This week, October 18 – 24, is BDC Small Business Week. This year's theme is Forging the way Forward, recognizing the resilience of small business—as well as their creativity, courage, and adaptability—during these unprecedented and uncertain times. In keeping with this theme, we want to share our stakeholders' stories of resilience (these are only some of the many inspiring and creative stories).
As the economy came to a standstill and businesses across the Okanagan, and the country, had to close, it was time for business owners to get creative and think outside the box. With their doors closed and no dine-in options, many of our restaurants and markets had to quickly pivot and start offering alternative options. The Train Station Pub located downtown Kelowna not only adapted but gave back in the process. They began with free deliveries from their take out menu, turned their parking lot into a drive-through hot dog and lemonade (and beer) stand, and offered essential workers half-price deals. They also collaborated with many other local companies and offered “take and bake chef kits’ and grocery sales, before they could finally, once again, open their doors.

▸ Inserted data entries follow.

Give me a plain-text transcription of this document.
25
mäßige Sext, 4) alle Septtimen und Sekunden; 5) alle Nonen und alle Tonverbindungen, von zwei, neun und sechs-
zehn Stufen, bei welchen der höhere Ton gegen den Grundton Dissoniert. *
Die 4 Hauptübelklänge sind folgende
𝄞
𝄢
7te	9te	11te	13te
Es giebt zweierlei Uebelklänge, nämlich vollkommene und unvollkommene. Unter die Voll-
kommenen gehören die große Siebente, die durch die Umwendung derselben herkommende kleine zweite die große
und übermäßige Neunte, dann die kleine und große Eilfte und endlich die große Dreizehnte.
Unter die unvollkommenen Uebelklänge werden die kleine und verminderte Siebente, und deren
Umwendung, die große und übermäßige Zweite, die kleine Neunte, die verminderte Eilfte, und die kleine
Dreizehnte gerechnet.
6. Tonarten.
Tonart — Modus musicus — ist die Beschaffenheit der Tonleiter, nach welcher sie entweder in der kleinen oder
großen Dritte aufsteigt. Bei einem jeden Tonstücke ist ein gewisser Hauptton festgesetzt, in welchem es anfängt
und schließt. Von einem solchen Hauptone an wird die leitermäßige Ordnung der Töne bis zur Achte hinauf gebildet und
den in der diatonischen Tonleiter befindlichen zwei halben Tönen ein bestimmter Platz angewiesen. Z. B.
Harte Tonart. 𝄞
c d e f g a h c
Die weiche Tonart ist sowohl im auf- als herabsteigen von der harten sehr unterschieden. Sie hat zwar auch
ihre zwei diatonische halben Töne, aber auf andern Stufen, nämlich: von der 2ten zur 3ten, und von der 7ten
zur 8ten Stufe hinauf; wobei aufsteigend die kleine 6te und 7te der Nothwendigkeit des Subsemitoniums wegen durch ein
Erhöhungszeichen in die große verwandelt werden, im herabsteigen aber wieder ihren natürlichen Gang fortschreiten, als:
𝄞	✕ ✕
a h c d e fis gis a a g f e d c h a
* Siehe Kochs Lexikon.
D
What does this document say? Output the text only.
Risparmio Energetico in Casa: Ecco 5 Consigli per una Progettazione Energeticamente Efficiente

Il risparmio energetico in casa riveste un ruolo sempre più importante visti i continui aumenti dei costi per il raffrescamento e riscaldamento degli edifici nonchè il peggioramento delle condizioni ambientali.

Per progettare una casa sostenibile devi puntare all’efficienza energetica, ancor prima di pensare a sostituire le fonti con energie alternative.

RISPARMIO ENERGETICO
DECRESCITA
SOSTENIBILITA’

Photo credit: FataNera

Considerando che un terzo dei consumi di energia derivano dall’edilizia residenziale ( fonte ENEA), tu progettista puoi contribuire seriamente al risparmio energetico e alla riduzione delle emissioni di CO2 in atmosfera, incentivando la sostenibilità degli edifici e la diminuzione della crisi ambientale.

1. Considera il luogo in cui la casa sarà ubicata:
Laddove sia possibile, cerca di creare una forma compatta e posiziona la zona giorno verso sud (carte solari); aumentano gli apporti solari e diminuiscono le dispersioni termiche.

Similarly, Old Vines Restaurant and Quails’ Gate Winery, not only began to offer boxed take out options, curbside pickup and local delivery but also converted Alison’s House, a quaint rustic cabin on the property, into The Market where guests can pick up delicious treats, meals, as well as their favourite wines all to take home and enjoy or use one of their socially distanced picnic tables. From May 15 to July 1, they also donated $5 from each bottle of their limited edition Rosé magnum sold in their wine shop to BC Hospitality Foundation, who raises funds to support hospitality workers facing financial crisis due to a health condition.
When the pandemic first hit, Start Fresh Kitchen, a small family-owned business specializing in catering and events, took their cooking workshops online, sharing recipes with step-by-step virtual cooking classes. Since then, they have transitioned their efforts to Start Fresh Grocery, offering a “socially responsible online and pick up grocery store” that helps support local Okanagan products. You can find a variety of local cheeses, dairy products, meats, sauces, as well as a line of environmentally-friendly home essentials, and ready to go meals. Not only that, but they also started to work closely with the Central Okanagan Food Bank. The stretchable soups program allows them to use fresh produce, meat, and dairy products from the Perishable Food Recovery Program to create whole-ingredient soups, delivering 900 servings of soups to the Food Bank weekly and saving tonnes of fresh food from going into the landfill.
Many of our small retailers also had to shift the way they do business and interact with consumers. Kelowna has a great array of small independent boutiques, most of whom did not have an online purchasing system. In the weeks following the closures, we saw many of these quickly adapt and learn an entirely new way of doing business. Strut Footwear and Apparel, Textile Apparel, and Healing Hollow, showcased their resiliency as they adapted and launched business models which allowed them not only to survive in the months of total closure but also expand their client base to those outside of the Central Okanagan. Morgane, another small boutique in Kelowna, took a different creative approach and used social media and new technologies to engage with users and allow them to book virtual fashion appointments and get some 1:1 virtual personal shopping.
Many of the wineries that make up the Kelowna wine scene are family owned and have small tasting rooms, which meant significant changes in how they operate and welcome guests. Redistributions and conversions of space, new structures, and new approaches were all needed to make sure guests were kept safe and that health rules were followed. This meant many wineries had to create new and exclusive experiences. Spearhead Winery, for example, made the most of their beautiful lawn area, adding picnic tables and creating sit down, personalized tastings outside.
This is only a small sample of our community adapting to the circumstances. We know there are many stories of resilience, success, and hard work, and we want to give a huge round of applause to all of our local small businesses who have adapted throughout these challenging times. If you would like to share your story or the story of a business you know, please email us at firstname.lastname@example.org to tell us about it.
For over 40 years, the Business Development Bank of Canada (BDC) has dedicated a week to recognize small businesses and entrepreneurship, bringing people together to grow, learn, network, and be celebrated. There are a number of virtual events taking place throughout the week that will facilitate learning, networking, and celebrating.
Small business owners from across the Okanagan-Shuswap can participate in three days of development workshops and connect with peers from across the valley as Community Futures hosts a free, virtual version of Small Business Week events, taking place October 20-22.